JONESBORO, Ark. — Arkansas State University has received two grants totaling nearly a million dollars from the Arkansas Natural and Cultural Resources Council (ANCRC) to be used for theatre reconstruction in Dyess, Ark., as part of the Johnny Cash Boyhood Home project and renovation of the historic V.C. Kays house on the A-State campus.
“Preserving our heritage is part of Arkansas State’s role for our region. These grants allow us to further our mission of enhancing our communities,” Chancellor Tim Hudson said. “On our campus, salvaging the Kays House was a project I became involved in when I arrived at A-State. Along with our system president, Dr. Chuck Welch, and listening to faculty leaders, we worked together to turn the planned demolition of the home into a lasting part of our legacy. In Dyess, Ark., the grant not only restores an important historic building, but it also economic impact through the future tourism associated with the Johnny Cash Boyhood Home site.”
The council awarded a grant of $200,000 for work on the Kays House and a separate grant of $750,000 to rebuild the notable Dyess Theatre for use as a visitor orientation/welcome center. These are competitive grants that are awarded annually to state agencies for the preservation and conservation of state-owned cultural and natural resources. The grants are made possible through proceeds from the Arkansas real estate transfer tax.
“The V. C. Kays residence remains one of the few campus structures associated with A-State’s formative years,” said Dr. Ruth Hawkins, executive director of Arkansas Heritage Sites program, who applied for the grants. “This is a rare opportunity to create new usages, which coincide with and support academic and public programs that are a part of the university’s mission today.”
The V.C. Kays residence was the home of the first president of Arkansas State, who built the home and moved in with his wife Bertie. Kays was selected to establish and direct the college and did so for 33 years. Despite the Great Depression, two world wars and a 1931 fire that destroyed the school’s main building, Arkansas State continued to show significant progress under Kays’ leadership.

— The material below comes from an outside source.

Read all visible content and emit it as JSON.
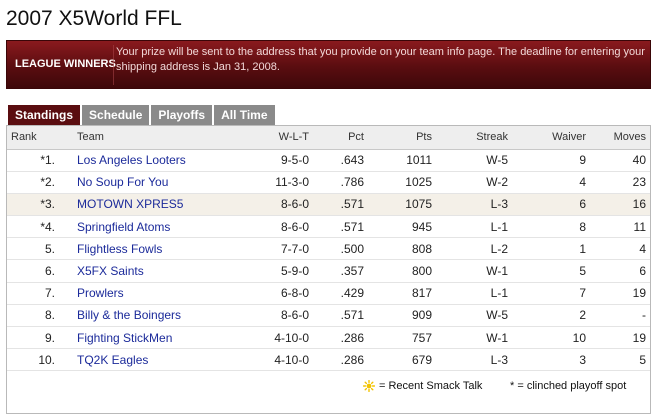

Today the house is among the oldest structures on the Arkansas State University campus, along with the Memorial Arch and Wilson Hall. While private gifts supported for cosmetic improvements to the exterior of the house, the grant enable the university to complete major exterior restoration work such as waterproofing basement walls, installing a drainage system, cleaning and repairing the tile roof, replacing gutters and downspouts.
The Dyess Theatre reconstruction will complement the adjacent historic Dyess Administration Building, which has now been restored by Arkansas State University using previous ANCRC grants, as well as the exhibits inside the building that have been funded through the National Endowment for the Humanities (NEH).
“The restored Dyess Colony Administration Building, the exhibits within the building, and the restored Johnny Cash Boyhood Home all are part of Phase One of the master plan for redevelopment of Dyess as a heritage tourism destination,” she continued. “Rebuilding the Dyess Theatre as a visitor center is the beginning of Phase Two of the plan, and we are delighted this grant will enable us to move forward with this next phase. All of these structures are important aspects of preserving and communicating the Dyess Colony story.”
When the theatre is completed, visitors will come first to this building, where they will purchase admission tickets and view an orientation film. From the visitor orientation center, visitors will move to the museum exhibits next door in the Administration Building, and then will be shuttled to the restored Johnny Cash Boyhood Home, two miles from the colony center. The Cash home has been restored by Arkansas State University using proceeds from an annual Johnny Cash Music Festival. All three sites are important aspects of preserving and communicating the Dyess Colony story.
Dyess has a rich heritage as the nation’s largest agricultural resettlement colony during the New Deal. Its place in history is all the more significant in that Ray and Carrie Cash, parents of international music icon Johnny Cash, were among the out-of-work farmers recruited to relocate to the colony. Johnny Cash was three years old when his family moved to Dyess in 1935, and he remained there through his high school graduation in 1950.
The Arkansas Natural and Cultural Resources Council was established by the Arkansas General Assembly in 1987 by Arkansas Act 729 (now codified as Arkansas Code Annotated 15-12-101 through 15-12-103). The act created the ANCRC to manage and supervise grants and trust funds for the acquisition, management and stewardship of state-owned properties acquired or used for ANCRC-approved purposes. The grants are funded through the state’s real estate transfer tax. The ANCRC consists of 11 voting members. Grants from this fund are for projects that protect and maintain state-owned natural areas, historic sites and outdoor recreation.